Solving Arc Length of 9x^2 = 4y^2 from 0 to 1

[downwithsocks]

Homework Statement

Homework Equations

l = int( sqrt( 1 + (dy/dx)^2) dx) from a to b

The Attempt at a Solution

So far I'm stuck at the R^2 thing. I know if it was just R it would mean the set of all real numbers, but I'm not sure as to what R^2 means and I don't know how to google that. Normally I would ignore it and just try to do the arc length of the 9x^2 = 4y^2 from 0 to 1 part, but that equation is just two straight opposite sloped lines right? So I know the R^2 has to mean something important, but I can't figure it out.

 

[Dick]

R^2 is just the xy plane. And it is a pretty easy problem. The curve is just two line segments as you said.

 

[downwithsocks]

Oh...okay I guess that makes sense, it means like the set of real numbers in two dimensions?

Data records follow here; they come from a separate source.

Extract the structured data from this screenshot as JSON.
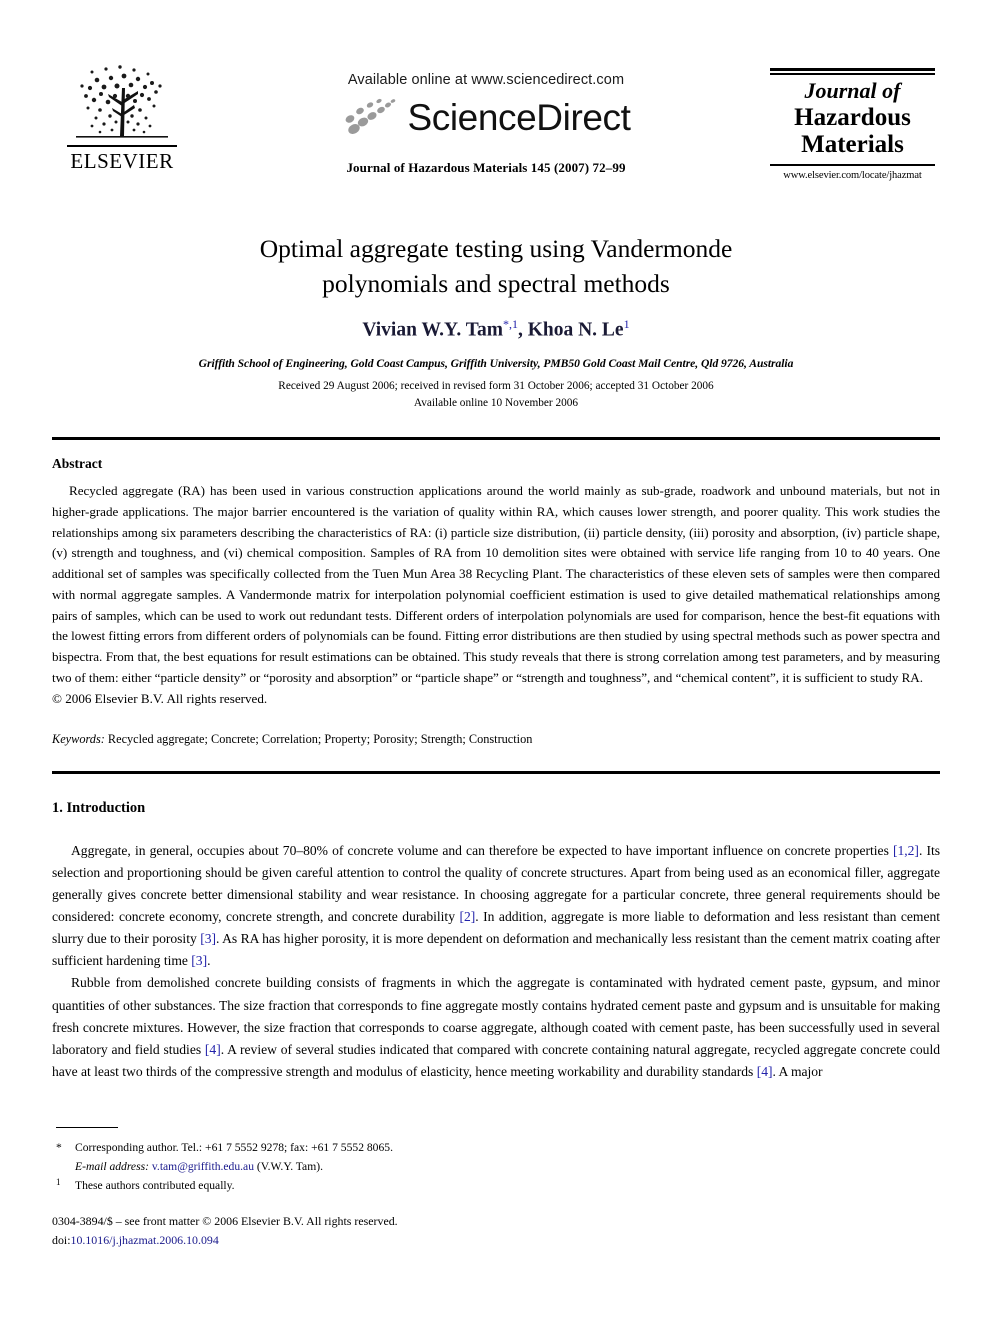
{
  "masthead": {
    "publisher_name": "ELSEVIER",
    "publisher_logo_icon": "elsevier-tree-icon",
    "available_online": "Available online at www.sciencedirect.com",
    "sciencedirect_wordmark": "ScienceDirect",
    "sciencedirect_swoosh_icon": "sciencedirect-swoosh-icon",
    "journal_citation_line": "Journal of Hazardous Materials 145 (2007) 72–99",
    "journal_logo": {
      "line1": "Journal of",
      "line2": "Hazardous",
      "line3": "Materials",
      "url": "www.elsevier.com/locate/jhazmat"
    }
  },
  "article": {
    "title_line1": "Optimal aggregate testing using Vandermonde",
    "title_line2": "polynomials and spectral methods",
    "authors": {
      "author1_name": "Vivian W.Y. Tam",
      "author1_marks": "*,1",
      "separator": ", ",
      "author2_name": "Khoa N. Le",
      "author2_marks": "1"
    },
    "affiliation": "Griffith School of Engineering, Gold Coast Campus, Griffith University, PMB50 Gold Coast Mail Centre, Qld 9726, Australia",
    "received_line": "Received 29 August 2006; received in revised form 31 October 2006; accepted 31 October 2006",
    "available_line": "Available online 10 November 2006"
  },
  "abstract": {
    "heading": "Abstract",
    "text": "Recycled aggregate (RA) has been used in various construction applications around the world mainly as sub-grade, roadwork and unbound materials, but not in higher-grade applications. The major barrier encountered is the variation of quality within RA, which causes lower strength, and poorer quality. This work studies the relationships among six parameters describing the characteristics of RA: (i) particle size distribution, (ii) particle density, (iii) porosity and absorption, (iv) particle shape, (v) strength and toughness, and (vi) chemical composition. Samples of RA from 10 demolition sites were obtained with service life ranging from 10 to 40 years. One additional set of samples was specifically collected from the Tuen Mun Area 38 Recycling Plant. The characteristics of these eleven sets of samples were then compared with normal aggregate samples. A Vandermonde matrix for interpolation polynomial coefficient estimation is used to give detailed mathematical relationships among pairs of samples, which can be used to work out redundant tests. Different orders of interpolation polynomials are used for comparison, hence the best-fit equations with the lowest fitting errors from different orders of polynomials can be found. Fitting error distributions are then studied by using spectral methods such as power spectra and bispectra. From that, the best equations for result estimations can be obtained. This study reveals that there is strong correlation among test parameters, and by measuring two of them: either “particle density” or “porosity and absorption” or “particle shape” or “strength and toughness”, and “chemical content”, it is sufficient to study RA.",
    "copyright": "© 2006 Elsevier B.V. All rights reserved.",
    "keywords_label": "Keywords:",
    "keywords_value": "Recycled aggregate; Concrete; Correlation; Property; Porosity; Strength; Construction"
  },
  "introduction": {
    "heading": "1. Introduction",
    "paragraph1_a": "Aggregate, in general, occupies about 70–80% of concrete volume and can therefore be expected to have important influence on concrete properties ",
    "paragraph1_cite1": "[1,2]",
    "paragraph1_b": ". Its selection and proportioning should be given careful attention to control the quality of concrete structures. Apart from being used as an economical filler, aggregate generally gives concrete better dimensional stability and wear resistance. In choosing aggregate for a particular concrete, three general requirements should be considered: concrete economy, concrete strength, and concrete durability ",
    "paragraph1_cite2": "[2]",
    "paragraph1_c": ". In addition, aggregate is more liable to deformation and less resistant than cement slurry due to their porosity ",
    "paragraph1_cite3": "[3]",
    "paragraph1_d": ". As RA has higher porosity, it is more dependent on deformation and mechanically less resistant than the cement matrix coating after sufficient hardening time ",
    "paragraph1_cite4": "[3]",
    "paragraph1_e": ".",
    "paragraph2_a": "Rubble from demolished concrete building consists of fragments in which the aggregate is contaminated with hydrated cement paste, gypsum, and minor quantities of other substances. The size fraction that corresponds to fine aggregate mostly contains hydrated cement paste and gypsum and is unsuitable for making fresh concrete mixtures. However, the size fraction that corresponds to coarse aggregate, although coated with cement paste, has been successfully used in several laboratory and field studies ",
    "paragraph2_cite1": "[4]",
    "paragraph2_b": ". A review of several studies indicated that compared with concrete containing natural aggregate, recycled aggregate concrete could have at least two thirds of the compressive strength and modulus of elasticity, hence meeting workability and durability standards ",
    "paragraph2_cite2": "[4]",
    "paragraph2_c": ". A major"
  },
  "footnotes": {
    "corresponding_marker": "*",
    "corresponding_text": "Corresponding author. Tel.: +61 7 5552 9278; fax: +61 7 5552 8065.",
    "email_label": "E-mail address:",
    "email_value": "v.tam@griffith.edu.au",
    "email_suffix": "(V.W.Y. Tam).",
    "equal_marker": "1",
    "equal_text": "These authors contributed equally."
  },
  "imprint": {
    "issn_line": "0304-3894/$ – see front matter © 2006 Elsevier B.V. All rights reserved.",
    "doi_label": "doi:",
    "doi_value": "10.1016/j.jhazmat.2006.10.094"
  },
  "colors": {
    "link_blue": "#1a1a8c",
    "cite_blue": "#2222aa",
    "text_black": "#000000",
    "swoosh_gray": "#9a9a9a"
  }
}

So if I just treat the curve as two line segments..

9x^2 - 4y^2 = 0
18x - 8y(y') = 0
-8y(y') = -18x
y' = 9x/4y
(y')^2 = 81x^2 / 16y^2
1 + (y')^2 = 1 + 81x^2 / 16y^2 = (16y^2 + 81x^2)/16y^2
= (16y^2 + 36y^2)/16y^2 = 52y^2 / 16y^2 = 13/4

l = integral sqrt(13)/2 dx from 0 to 1
= [sqrt(13)x/2] evaluated from 0 to 1
= sqrt(13)/2

So the arc length is sqrt(13)/2?

 

[downwithsocks]

Times 2 since in the second quadrant 0 <= y <= 1 is still true...so sqrt(13)?

 

[Dick]

Careful. You drew a picture of the curve, right? It isn't x that goes from 0 to 1. It's y. What's the x range? You've also got a second segment with negative x values.

 

[downwithsocks]

Oh so I do the integral from 0 to 2/3? And then get 2(sqrt(13)/3) because the "curve" is in quadrant 1 and 2?

 

[Dick]

Oh so I do the integral from 0 to 2/3? And then get 2(sqrt(13)/3) because the "curve" is in quadrant 1 and 2?

That's what I get. You can also check it by drawing the triangles and using the Pythagorean Theorem, right?

 

[downwithsocks]

Yeah I get the same answer, thank you!